La révolution au Mexique, au début du 20ème siècle, reste à écrire.
Durant le 19ème siècle, au Mexique, nombre d’insurrections et de révoltes, ont comme point de départ les expropriations des paysans, les péones, par les riches propriétaires terriens, les hacendados, les privant de leurs terres et ainsi de leurs moyens de vivre.
Un des mouvements insurrectionnels les plus importants que le continent américain ait connu, s’est déroulé au Mexique, pendant deux ans, culminant au cours des sept premiers mois de 1869 par l’insurrection de Chalco, dans l’Etat de Mexico. Dans cette région, la bourgeoisie ne réussira à éteindre l’incendie révolutionnaire que beaucoup plus tard.
Au début du 20ème siècle, les prolétaires au Mexique, la plupart d’origine indienne, recommencent à se soulèver et veulent renverser le cours malheureux de leur existence misérable.
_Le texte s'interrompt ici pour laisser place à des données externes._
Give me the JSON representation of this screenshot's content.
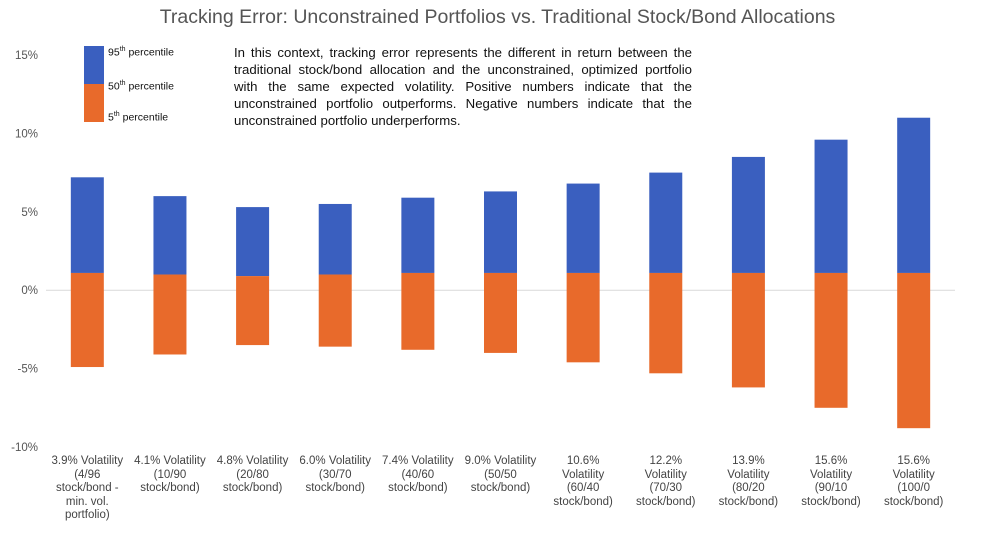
{
  "chart_data": {
    "type": "bar",
    "title": "Tracking Error: Unconstrained Portfolios vs. Traditional Stock/Bond Allocations",
    "ylim": [
      -10,
      15
    ],
    "yticks": [
      "15%",
      "10%",
      "5%",
      "0%",
      "-5%",
      "-10%"
    ],
    "ytick_values": [
      15,
      10,
      5,
      0,
      -5,
      -10
    ],
    "categories": [
      "3.9% Volatility\n(4/96\nstock/bond -\nmin. vol.\nportfolio)",
      "4.1% Volatility\n(10/90\nstock/bond)",
      "4.8% Volatility\n(20/80\nstock/bond)",
      "6.0% Volatility\n(30/70\nstock/bond)",
      "7.4% Volatility\n(40/60\nstock/bond)",
      "9.0% Volatility\n(50/50\nstock/bond)",
      "10.6%\nVolatility\n(60/40\nstock/bond)",
      "12.2%\nVolatility\n(70/30\nstock/bond)",
      "13.9%\nVolatility\n(80/20\nstock/bond)",
      "15.6%\nVolatility\n(90/10\nstock/bond)",
      "15.6%\nVolatility\n(100/0\nstock/bond)"
    ],
    "series": [
      {
        "name": "95th percentile",
        "values": [
          7.2,
          6.0,
          5.3,
          5.5,
          5.9,
          6.3,
          6.8,
          7.5,
          8.5,
          9.6,
          11.0
        ]
      },
      {
        "name": "50th percentile",
        "values": [
          1.1,
          1.0,
          0.9,
          1.0,
          1.1,
          1.1,
          1.1,
          1.1,
          1.1,
          1.1,
          1.1
        ]
      },
      {
        "name": "5th percentile",
        "values": [
          -4.9,
          -4.1,
          -3.5,
          -3.6,
          -3.8,
          -4.0,
          -4.6,
          -5.3,
          -6.2,
          -7.5,
          -8.8
        ]
      }
    ],
    "legend": [
      {
        "label": "95",
        "suffix": "th",
        "rest": " percentile",
        "color": "#3a5fbf"
      },
      {
        "label": "50",
        "suffix": "th",
        "rest": " percentile",
        "color": "#e86a2b"
      },
      {
        "label": "5",
        "suffix": "th",
        "rest": " percentile",
        "color": "#e86a2b"
      }
    ],
    "annotation": "In this context, tracking error represents the different in return between the traditional stock/bond allocation and the unconstrained, optimized portfolio with the same expected volatility.  Positive numbers indicate that the unconstrained portfolio outperforms.  Negative numbers indicate that the unconstrained portfolio underperforms.",
    "colors": {
      "upper": "#3a5fbf",
      "lower": "#e86a2b",
      "grid": "#d9d9d9"
    },
    "legend_position": "top-left"
  }
}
Ils chantent beaucoup aussi, dont la célébrissime Cucaracha, aux origines inconnues, mais lointaines et aux multiples versions. En 1910, épousant le monde qui se renverse, les versions deviennent plus politiques et brocardent les présidents successifs qui saignent le petit peuple. Mais celui-ci est en arme désormais et rend balle pour balle !
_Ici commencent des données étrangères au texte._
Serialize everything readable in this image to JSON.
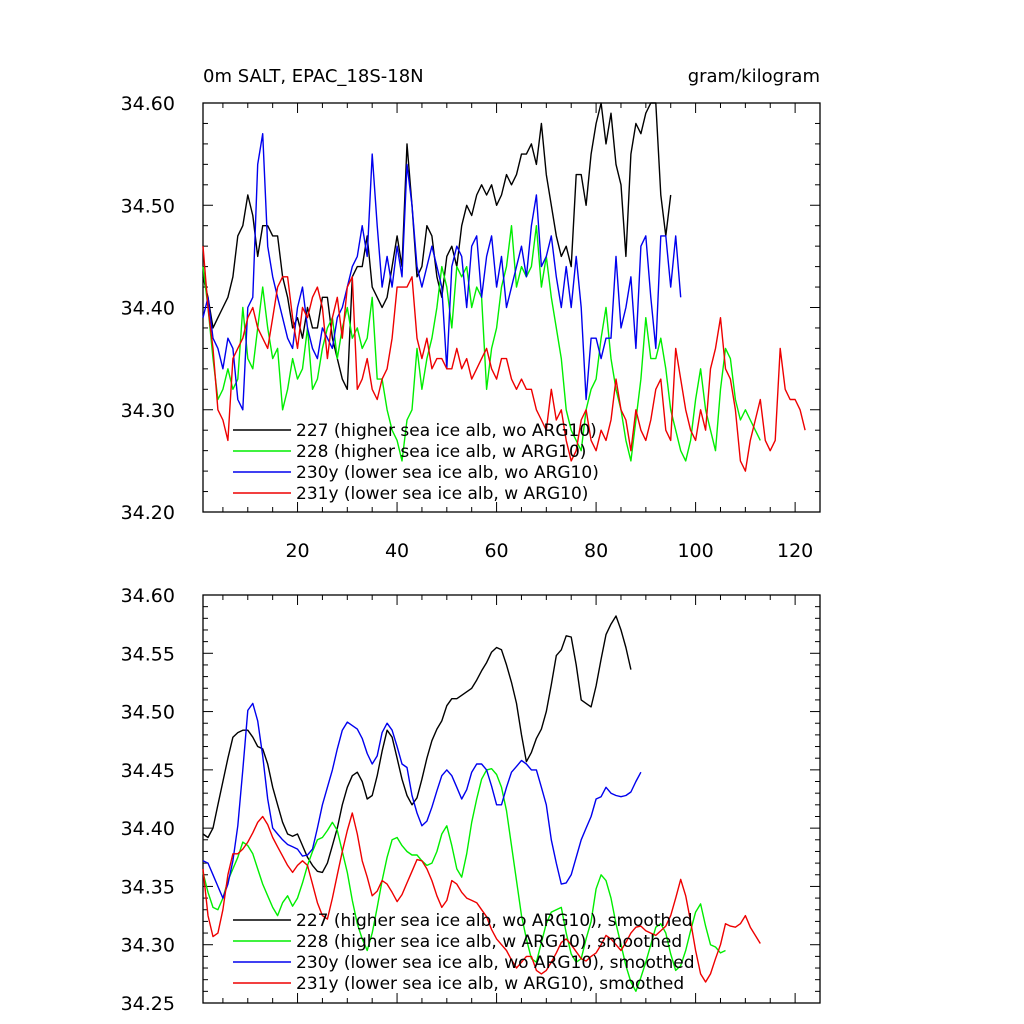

Voici une version lente de ce fameux corrido, avec des photos d’époque qui, au-delà de la dimension folklorique, rendent comptent de notre détermination quand nous décidons d’en finir avec le vieux monde :
https://www.bing.com/videos/riverview/relatedvideo?q=historique%20la%20cucaracha&mid=848A002A77354E67B81E848A002A77354E67B81E&ajaxhist=0
Parmi les figures de la révolution au Mexique, il y a Ricardo Flores Magon, qui écrit des textes brûlants le cœur des insurgés, dans son journal Regeneración…
Voir en annexe, le texte qu’il écrit le 11 décembre 1915, Le mendiant et le voleur.
Voici ce que Flores Magon pensait des paysans, au Mexique :
« Instinctivement, le peuple mexicain exècre l’autorité et la bourgeoisie […]. L’entraide mutuelle était la règle dans ces communautés […], il n’y avait ni juges, ni maires, ni gardiens de prisons, ni aucun être nuisible de cette espèce. Tous avaient droit à la terre, à l’eau pour l’irrigation, aux forêts pour se procurer du bois pour se chauffer et pour construire les huttes. […] Il est donc évident que le peuple mexicain est capable de parvenir au communisme car il a fonctionné sur ce mode, tout du moins en partie, depuis des siècles. »
Regeneración, 2 septembre 1911.
En 1978, Spartacus publie quelques textes de Regeneración, avec comme titre La révolution mexicaine de Ricardo Flores Magon.
En 1990, l’Insomniaque publie une petite plaquette de quelques textes de Regeneración, sous le titre Propos d’un agitateur.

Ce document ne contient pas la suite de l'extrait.